Сергей как сквозь туман видел лицо генерала. На миг ему показалось, что красные отвороты генеральского мундира прыгнули выше — к щекам и к носу. Он встряхнул головой.

— Так как же, ваше превосходительство, относительно моего ходатайства за поручика Бестужева-Рюмина?

— Ах, да, — поморщился генерал. — Уж и. не знаю, как быть. Ведь вам известно, что бывшие семеновцы лишены права отпусков…

— Но ведь обстоятельства, понуждающие Бестужева просить…

— А вы можете поручиться, что истинная причина действительно болезнь госпожи Бестужевой-Рюминой? — перебил генерал.

— Помилуйте, ваше превосходительство, болезнь горячо любимой матери никогда не могла бы быть для Бестужева только предлогом.

— Hy хорошо. Постараюсь.

Генерал Рот еще что-то рассказывал, но Сергеи взволнованный всем, что слышал, думал лишь о том, как бы поскорее известить обо всем своих друзей и принять совместные решения.

Едва дождавшись конца обеда, он поспешил распрощаться с генералом.

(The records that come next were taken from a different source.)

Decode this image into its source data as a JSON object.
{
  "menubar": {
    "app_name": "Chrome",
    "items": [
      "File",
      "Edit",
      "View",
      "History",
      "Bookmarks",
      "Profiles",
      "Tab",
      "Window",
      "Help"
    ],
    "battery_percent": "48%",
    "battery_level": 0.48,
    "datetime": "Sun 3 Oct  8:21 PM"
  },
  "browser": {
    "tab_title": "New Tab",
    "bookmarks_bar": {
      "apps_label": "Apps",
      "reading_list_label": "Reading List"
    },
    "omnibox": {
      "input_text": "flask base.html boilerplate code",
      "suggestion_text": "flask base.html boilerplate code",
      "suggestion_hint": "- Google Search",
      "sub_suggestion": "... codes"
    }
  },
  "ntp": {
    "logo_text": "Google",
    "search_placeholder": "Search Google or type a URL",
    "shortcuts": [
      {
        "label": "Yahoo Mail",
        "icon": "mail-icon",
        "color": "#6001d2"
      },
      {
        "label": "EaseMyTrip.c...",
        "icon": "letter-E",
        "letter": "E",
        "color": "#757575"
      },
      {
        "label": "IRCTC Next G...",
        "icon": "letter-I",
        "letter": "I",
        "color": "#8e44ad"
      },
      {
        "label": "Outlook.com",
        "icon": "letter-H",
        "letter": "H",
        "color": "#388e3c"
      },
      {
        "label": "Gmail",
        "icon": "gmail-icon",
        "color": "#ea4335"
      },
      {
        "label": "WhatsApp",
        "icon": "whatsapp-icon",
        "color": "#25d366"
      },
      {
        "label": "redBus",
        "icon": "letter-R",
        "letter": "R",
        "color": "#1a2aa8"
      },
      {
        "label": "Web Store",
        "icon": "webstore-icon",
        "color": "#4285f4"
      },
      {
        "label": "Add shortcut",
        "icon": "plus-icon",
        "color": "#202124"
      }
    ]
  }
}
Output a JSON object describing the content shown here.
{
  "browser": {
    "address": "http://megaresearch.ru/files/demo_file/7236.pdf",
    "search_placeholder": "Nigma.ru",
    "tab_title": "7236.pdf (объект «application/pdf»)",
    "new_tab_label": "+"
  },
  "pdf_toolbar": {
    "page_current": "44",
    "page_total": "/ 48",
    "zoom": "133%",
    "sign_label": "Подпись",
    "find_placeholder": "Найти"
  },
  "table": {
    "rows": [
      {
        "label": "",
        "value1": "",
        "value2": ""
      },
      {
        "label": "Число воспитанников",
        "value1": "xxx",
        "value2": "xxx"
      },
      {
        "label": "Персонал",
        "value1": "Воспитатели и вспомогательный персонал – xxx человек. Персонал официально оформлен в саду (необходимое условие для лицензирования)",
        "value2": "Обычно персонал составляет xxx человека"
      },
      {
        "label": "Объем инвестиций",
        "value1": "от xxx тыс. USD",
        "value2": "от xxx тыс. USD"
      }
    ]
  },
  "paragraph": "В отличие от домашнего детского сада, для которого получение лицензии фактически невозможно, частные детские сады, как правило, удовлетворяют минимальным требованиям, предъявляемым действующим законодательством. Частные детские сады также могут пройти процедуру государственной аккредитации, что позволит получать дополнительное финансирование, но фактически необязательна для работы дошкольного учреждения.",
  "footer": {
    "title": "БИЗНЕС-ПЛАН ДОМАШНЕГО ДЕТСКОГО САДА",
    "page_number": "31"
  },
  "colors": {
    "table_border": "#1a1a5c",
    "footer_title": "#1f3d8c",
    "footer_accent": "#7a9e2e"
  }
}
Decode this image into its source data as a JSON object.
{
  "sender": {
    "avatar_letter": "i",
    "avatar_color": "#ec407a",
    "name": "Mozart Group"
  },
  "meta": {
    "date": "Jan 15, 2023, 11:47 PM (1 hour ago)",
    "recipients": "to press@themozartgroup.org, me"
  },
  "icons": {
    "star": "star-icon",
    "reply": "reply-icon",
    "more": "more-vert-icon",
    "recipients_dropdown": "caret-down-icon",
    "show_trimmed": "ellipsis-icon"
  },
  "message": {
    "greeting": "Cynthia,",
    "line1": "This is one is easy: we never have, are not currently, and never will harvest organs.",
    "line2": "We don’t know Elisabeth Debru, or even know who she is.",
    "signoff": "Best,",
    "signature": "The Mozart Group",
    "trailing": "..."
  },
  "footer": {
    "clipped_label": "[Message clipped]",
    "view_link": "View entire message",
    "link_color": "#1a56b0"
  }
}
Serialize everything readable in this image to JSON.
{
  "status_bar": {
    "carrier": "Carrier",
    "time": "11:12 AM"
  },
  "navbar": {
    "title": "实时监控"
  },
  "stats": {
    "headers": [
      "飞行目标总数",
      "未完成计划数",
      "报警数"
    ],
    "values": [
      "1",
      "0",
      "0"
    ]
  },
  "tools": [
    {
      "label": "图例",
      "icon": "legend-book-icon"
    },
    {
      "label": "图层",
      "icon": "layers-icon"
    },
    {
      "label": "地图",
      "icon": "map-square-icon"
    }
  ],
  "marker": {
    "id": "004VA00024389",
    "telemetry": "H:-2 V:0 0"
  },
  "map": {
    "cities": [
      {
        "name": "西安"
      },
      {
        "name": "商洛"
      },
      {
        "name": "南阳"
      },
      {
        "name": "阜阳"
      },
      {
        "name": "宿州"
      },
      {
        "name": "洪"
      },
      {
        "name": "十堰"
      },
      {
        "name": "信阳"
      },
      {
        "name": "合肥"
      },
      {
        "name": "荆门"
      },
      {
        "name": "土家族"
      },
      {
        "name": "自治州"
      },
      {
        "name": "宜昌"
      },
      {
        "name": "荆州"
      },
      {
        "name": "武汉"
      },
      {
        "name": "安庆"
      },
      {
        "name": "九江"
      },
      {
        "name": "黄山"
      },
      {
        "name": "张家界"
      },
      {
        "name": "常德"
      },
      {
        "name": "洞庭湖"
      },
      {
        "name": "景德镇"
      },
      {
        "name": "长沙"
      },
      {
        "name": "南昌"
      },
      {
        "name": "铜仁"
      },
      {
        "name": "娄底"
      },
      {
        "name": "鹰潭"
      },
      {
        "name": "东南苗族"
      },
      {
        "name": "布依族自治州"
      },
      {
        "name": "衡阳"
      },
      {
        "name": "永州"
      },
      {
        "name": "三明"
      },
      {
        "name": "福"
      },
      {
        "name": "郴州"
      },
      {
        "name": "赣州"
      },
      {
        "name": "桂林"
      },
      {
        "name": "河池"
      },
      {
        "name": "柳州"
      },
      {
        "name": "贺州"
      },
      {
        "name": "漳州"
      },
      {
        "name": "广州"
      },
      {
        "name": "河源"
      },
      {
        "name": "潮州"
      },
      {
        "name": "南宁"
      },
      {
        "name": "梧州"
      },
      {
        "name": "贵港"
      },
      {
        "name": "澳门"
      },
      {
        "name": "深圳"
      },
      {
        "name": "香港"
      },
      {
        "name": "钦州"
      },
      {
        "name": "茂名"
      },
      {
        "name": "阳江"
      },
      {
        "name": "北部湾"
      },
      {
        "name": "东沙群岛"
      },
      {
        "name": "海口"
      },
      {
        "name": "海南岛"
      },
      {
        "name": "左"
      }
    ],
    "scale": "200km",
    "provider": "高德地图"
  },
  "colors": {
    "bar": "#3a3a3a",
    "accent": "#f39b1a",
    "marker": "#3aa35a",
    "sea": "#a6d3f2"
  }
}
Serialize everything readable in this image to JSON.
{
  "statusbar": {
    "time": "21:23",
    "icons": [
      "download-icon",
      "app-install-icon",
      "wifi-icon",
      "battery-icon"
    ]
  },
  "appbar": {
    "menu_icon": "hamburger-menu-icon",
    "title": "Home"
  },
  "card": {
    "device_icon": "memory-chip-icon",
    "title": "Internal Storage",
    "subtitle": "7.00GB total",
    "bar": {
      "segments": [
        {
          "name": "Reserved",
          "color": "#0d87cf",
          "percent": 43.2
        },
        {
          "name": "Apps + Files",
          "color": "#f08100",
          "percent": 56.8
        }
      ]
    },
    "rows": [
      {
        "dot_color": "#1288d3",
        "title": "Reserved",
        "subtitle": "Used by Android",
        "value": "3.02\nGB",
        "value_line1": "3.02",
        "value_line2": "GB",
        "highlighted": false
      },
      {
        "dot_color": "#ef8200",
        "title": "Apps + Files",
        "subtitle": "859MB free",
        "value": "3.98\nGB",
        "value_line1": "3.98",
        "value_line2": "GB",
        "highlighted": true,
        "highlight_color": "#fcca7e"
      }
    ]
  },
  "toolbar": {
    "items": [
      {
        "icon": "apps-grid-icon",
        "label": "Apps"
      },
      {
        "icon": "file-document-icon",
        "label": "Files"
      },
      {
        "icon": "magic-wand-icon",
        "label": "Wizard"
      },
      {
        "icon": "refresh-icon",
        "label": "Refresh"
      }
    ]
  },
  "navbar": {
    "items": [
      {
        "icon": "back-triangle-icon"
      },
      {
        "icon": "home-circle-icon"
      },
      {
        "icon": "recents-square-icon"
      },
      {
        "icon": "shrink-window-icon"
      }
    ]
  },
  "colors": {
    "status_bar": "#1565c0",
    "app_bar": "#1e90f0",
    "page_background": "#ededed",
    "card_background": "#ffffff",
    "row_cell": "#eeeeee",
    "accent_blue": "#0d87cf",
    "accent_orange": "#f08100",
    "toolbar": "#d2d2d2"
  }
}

— Скорей, голубчик! Как можно живей в Троянов! — торопил он солдата, которого неизменно брал с собою за кучера не потому, что тот умел хорошо править, а потому, что у этого маленького рябого паренька был удивительный голос; ласка и печаль, смиренная тоска и разгул причудливо сочетались в переливах его песен.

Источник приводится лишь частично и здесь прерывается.